# My Kontakt Library could not load samples and nkr file when open in another computer



## kevinlee87 (Dec 29, 2013)

HI, I've made a string Kontakt Library.

I've saved my library with ncw samples and nkr file (and nkc)

But when I move them in another computer, it fail to find nkr and ncw samples!

I want it to be load perfectly at first time..

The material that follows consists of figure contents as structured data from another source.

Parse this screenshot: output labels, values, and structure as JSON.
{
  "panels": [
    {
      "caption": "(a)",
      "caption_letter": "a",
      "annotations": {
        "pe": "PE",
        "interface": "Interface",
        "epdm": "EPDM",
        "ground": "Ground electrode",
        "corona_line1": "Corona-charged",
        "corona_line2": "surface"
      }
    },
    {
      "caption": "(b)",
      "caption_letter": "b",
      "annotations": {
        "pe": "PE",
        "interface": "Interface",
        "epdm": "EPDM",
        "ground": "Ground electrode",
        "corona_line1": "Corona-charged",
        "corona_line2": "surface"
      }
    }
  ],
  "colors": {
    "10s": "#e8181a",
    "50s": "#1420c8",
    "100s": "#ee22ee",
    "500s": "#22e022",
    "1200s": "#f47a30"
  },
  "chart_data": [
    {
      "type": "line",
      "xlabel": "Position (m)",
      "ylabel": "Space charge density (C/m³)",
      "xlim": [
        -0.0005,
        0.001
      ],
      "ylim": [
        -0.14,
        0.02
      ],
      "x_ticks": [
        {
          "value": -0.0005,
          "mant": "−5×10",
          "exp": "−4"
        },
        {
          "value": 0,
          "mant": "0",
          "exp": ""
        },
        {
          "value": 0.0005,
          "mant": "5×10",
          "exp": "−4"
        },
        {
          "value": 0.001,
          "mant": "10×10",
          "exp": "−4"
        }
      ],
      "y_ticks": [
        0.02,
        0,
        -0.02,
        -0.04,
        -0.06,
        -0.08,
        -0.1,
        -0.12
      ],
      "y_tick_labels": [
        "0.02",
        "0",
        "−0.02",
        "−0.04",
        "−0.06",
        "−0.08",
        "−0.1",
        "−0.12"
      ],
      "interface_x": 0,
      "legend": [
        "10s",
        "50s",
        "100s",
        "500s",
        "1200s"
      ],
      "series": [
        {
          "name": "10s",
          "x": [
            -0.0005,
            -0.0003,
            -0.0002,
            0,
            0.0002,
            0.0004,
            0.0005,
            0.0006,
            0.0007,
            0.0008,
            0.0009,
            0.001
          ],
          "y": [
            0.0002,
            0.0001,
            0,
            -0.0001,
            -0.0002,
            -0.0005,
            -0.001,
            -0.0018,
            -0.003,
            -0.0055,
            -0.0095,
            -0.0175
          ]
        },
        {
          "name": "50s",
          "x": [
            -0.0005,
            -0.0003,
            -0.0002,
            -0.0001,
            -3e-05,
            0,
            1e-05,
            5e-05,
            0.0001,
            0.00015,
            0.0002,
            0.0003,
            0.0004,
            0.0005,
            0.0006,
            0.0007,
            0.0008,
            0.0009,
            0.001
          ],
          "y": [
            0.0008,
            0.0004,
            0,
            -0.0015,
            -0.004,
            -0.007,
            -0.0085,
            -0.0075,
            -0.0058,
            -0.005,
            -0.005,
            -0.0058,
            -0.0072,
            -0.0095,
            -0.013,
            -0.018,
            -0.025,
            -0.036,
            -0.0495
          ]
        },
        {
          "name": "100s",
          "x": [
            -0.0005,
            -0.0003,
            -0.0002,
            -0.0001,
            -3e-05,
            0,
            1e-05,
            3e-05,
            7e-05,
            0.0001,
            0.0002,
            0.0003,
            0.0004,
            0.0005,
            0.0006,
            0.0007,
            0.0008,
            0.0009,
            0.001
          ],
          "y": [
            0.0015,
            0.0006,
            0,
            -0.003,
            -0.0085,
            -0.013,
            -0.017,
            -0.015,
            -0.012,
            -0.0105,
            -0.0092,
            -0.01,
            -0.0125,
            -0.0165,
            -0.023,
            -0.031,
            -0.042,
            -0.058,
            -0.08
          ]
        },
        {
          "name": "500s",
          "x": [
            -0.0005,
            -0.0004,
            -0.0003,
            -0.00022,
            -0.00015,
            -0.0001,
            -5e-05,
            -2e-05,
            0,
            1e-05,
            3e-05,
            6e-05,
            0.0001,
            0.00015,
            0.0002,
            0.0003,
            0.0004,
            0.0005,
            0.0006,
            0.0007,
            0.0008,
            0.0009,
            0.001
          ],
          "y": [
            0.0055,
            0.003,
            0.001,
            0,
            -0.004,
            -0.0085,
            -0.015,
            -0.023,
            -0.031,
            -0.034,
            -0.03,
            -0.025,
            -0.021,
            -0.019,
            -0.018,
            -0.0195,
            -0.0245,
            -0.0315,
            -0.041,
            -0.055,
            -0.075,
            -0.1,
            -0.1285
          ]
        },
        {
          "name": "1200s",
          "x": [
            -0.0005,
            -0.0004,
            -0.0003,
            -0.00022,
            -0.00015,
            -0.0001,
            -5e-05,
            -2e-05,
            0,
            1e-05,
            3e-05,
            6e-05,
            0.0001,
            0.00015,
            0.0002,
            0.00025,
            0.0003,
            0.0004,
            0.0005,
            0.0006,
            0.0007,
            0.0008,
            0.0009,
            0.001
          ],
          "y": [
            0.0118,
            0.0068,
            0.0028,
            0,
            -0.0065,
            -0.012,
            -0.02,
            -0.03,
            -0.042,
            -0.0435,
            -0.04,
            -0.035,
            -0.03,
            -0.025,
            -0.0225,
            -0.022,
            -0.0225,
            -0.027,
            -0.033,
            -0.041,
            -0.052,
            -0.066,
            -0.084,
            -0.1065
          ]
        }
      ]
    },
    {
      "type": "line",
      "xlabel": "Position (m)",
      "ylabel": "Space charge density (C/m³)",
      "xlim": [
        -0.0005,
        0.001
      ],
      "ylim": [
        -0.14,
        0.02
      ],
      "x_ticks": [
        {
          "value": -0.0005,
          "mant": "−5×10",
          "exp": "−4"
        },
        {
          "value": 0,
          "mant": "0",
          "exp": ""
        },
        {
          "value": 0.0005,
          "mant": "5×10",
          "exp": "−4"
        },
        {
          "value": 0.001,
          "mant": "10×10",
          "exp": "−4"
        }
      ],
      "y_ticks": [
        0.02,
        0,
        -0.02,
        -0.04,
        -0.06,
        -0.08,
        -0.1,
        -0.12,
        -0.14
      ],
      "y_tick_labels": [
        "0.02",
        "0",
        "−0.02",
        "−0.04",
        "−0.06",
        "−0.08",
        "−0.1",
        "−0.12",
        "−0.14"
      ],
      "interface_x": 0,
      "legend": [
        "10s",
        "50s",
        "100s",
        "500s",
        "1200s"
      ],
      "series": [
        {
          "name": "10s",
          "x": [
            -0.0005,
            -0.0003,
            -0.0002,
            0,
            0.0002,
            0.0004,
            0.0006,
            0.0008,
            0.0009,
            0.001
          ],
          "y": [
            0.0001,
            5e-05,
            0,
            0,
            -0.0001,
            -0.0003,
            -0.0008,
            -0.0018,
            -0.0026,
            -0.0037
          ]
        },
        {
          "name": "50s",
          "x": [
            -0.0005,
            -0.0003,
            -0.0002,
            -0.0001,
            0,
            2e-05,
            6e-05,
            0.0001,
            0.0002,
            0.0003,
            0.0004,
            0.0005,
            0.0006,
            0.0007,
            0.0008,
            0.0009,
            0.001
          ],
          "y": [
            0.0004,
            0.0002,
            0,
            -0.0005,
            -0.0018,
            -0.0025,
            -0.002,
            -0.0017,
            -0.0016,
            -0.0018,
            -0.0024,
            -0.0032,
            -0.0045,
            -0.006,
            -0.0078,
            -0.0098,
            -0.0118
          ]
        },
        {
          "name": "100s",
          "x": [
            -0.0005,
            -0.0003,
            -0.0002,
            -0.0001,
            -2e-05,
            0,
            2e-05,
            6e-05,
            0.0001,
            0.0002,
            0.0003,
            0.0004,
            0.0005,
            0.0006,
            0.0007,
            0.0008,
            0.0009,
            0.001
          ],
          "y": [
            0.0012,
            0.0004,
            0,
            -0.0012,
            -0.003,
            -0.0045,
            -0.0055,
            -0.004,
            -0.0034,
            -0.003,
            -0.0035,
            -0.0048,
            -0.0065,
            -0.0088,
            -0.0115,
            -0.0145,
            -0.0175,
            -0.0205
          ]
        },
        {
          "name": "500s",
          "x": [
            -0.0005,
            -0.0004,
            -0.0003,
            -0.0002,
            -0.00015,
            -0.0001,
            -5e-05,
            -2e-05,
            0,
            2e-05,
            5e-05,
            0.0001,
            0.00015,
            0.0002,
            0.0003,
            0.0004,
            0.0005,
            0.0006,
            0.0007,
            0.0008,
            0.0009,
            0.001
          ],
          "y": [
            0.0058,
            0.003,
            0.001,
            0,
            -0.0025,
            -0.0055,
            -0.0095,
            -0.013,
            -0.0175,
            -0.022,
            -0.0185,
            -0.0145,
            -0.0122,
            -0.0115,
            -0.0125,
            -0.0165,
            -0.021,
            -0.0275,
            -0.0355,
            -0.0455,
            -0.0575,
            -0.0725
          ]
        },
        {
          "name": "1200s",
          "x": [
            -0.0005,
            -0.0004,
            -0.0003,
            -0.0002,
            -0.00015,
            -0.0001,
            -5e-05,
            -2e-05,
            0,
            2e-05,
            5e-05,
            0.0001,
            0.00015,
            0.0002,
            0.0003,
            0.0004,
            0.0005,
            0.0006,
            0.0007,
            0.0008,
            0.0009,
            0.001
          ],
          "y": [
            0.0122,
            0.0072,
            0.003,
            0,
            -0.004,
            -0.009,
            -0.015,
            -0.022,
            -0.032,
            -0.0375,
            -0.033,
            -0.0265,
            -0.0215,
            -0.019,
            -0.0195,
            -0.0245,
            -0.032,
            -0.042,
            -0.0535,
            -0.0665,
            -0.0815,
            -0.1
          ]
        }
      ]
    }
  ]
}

What should I do to? Please help me!


----------



## ScoringFilm (Dec 29, 2013)

*Re: My Kontakt Library could load samples and nkr file when open in another computer*

Ensure that the resources folder is created in the root of the library folder and that you save it with relative file paths rather than absolute.

J


----------



## kevinlee87 (Dec 29, 2013)

*Re: My Kontakt Library could load samples and nkr file when open in another computer*



ScoringFilm @ Mon Dec 30 said:


> Ensure that the resources folder is created in the root of the library folder and that you save it with relative file paths rather than absolute.
> 
> J



Thanks for quick reply!

However, how to "save with relative paths"?


----------



## ScoringFilm (Dec 29, 2013)

See below and make sure that absolute sample paths is not ticked.

J


----------



## kevinlee87 (Dec 29, 2013)

I really appreciate for your help

Problem solved !!


----------